I “pro-vita” lo ripetono in tutte le salse: la priorità è la “difesa della famiglia naturale“. Ma che cosa vuol dire? Esistono forse famiglie naturali e innaturali? Dando per buono che la risposta sia affermativa, ciò che è naturale non è necessariamente migliore di ciò che non lo è. In alcuni casi può essere addirittura terribile: fenomeni naturali come i terremoti e le alluvioni, e malattie naturali come la lebbra o il cancro non sono in cima alle preferenze di nessuno. Cose artificiali come la televisione, i marshmallow o i vibratori invece piacciono a molti. E’ però opinione condivisa dai più che naturale= buono, quindi la manipolazione funziona.

Ma i problemi dello slogan non finiscono qui. Se qualcosa va difeso, è perché è minacciato. E se è minacciato, è perché qualcuno ha cattive intenzioni nei suoi confronti. Quello che i “pro-vita” dicono è che la famiglia naturale va difesa. Quello che fanno implicare, invece, è che qualcuno le sta minacciando . Quel qualcuno non è menzionato esplicitamente, ma l’associazione diventa chiara se si richiama alla mente qual è il nemico dichiarato dei “pro-vita”: le famiglie omogenitoriali e, più in generale, la comunità LGBT.

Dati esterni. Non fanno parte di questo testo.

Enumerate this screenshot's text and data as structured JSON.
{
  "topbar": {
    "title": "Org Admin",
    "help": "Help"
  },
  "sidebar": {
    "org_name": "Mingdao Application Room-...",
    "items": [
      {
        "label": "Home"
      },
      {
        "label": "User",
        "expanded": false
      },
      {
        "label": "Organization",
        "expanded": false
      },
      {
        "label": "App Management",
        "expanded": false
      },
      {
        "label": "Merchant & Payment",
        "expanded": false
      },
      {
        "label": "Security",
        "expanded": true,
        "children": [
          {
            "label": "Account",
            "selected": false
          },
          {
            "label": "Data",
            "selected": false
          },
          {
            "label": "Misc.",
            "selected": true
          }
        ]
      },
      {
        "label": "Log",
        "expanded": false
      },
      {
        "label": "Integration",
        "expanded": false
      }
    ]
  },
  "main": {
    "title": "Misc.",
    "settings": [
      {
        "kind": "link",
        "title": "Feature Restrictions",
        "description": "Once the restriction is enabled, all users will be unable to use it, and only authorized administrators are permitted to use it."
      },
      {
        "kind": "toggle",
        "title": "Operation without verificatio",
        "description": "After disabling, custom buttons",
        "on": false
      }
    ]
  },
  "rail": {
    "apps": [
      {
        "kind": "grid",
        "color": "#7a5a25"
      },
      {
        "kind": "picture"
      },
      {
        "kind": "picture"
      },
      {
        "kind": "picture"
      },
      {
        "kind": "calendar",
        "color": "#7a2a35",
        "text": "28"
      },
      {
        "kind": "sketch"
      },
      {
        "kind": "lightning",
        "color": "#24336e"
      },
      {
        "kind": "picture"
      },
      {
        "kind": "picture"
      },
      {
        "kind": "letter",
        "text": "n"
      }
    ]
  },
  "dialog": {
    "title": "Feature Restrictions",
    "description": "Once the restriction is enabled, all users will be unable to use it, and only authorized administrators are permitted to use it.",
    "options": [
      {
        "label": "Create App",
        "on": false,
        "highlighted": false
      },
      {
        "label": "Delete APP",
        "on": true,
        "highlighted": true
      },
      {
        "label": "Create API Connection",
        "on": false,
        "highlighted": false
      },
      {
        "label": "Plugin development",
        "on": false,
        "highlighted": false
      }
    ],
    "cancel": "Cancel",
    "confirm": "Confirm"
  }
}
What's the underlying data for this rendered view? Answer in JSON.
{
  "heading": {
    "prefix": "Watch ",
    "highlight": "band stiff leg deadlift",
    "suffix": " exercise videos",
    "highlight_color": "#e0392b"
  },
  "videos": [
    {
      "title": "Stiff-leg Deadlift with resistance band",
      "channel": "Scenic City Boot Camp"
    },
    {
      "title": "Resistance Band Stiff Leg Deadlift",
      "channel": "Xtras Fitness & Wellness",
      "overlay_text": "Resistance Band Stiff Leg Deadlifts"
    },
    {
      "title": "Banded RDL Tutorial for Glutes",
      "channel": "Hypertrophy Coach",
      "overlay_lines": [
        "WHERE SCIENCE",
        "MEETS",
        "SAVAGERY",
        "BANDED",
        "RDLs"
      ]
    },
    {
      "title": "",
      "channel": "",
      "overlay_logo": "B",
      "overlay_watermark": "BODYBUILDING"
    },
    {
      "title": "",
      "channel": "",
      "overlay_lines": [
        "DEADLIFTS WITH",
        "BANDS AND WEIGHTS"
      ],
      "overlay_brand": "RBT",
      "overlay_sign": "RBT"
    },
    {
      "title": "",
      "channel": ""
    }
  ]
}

Matrimoni ed altre schifezze

Le più alte cariche dello Stato incarnano le istituzioni, che dovrebbero rappresentare tutti i cittadini, indipendentemente dalle scelte religiose, dal genere, dall’etnia e dall’orientamento sessuale. E nel rieleggere la terza carica dello Stato non poteva certo esserci scelta migliore del leghista Lorenzo Fontana , noto per le sue posizioni laiche e la sua propensione all’inclusività.

«L’unico matrimonio è tra mamma e papà, le altre schifezze non vogliamo neanche vederle».

 

Così dichiarava nel 2018 l’allora Ministro della Famiglia Lorenzo Fontana. La dialettica tra matrimoni e schifezze si risolve nella speranza di vedere più dei primi e meno delle seconde. Queste ultime non sono elencate, ma dato che se una cosa provoca piacere in genere è il suo opposto a suscitare ribrezzo si lascia intuire che le “altre schifezze “sono i matrimoni tra due mamme e due papà. Eppure, nonostante l’aggressività del contenuto, l’autore riuscì a svangarla almeno in parte perché lui, di fatto, quali fossero quelle schifezze non lo aveva detto.

Viviamo in un’epoca dove la comunicazione è sempre più rapida. Al tempo stesso, tra televisione, radio, stampa e social network la quantità di informazioni che riceviamo è cresciuta enormemente. Per stare al passo con un flusso così ingente di stimoli linguistici siamo costretti a processarne ognuno in modo più superficiale.

Chi si occupa di propaganda lo sa bene, e ne approfitta cercando vie sempre più subdole per penetrare la nostra coscienza critica. Acquisire maggiore consapevolezza su come funziona la propaganda diventa quindi fondamentale. Il rischio, altrimenti, è quello di lasciarsi manipolare con eccessiva facilità. Con tutto ciò che ne consegue, per noi e per il mondo che contribuiamo a costruire di giorno in giorno con le nostre azioni.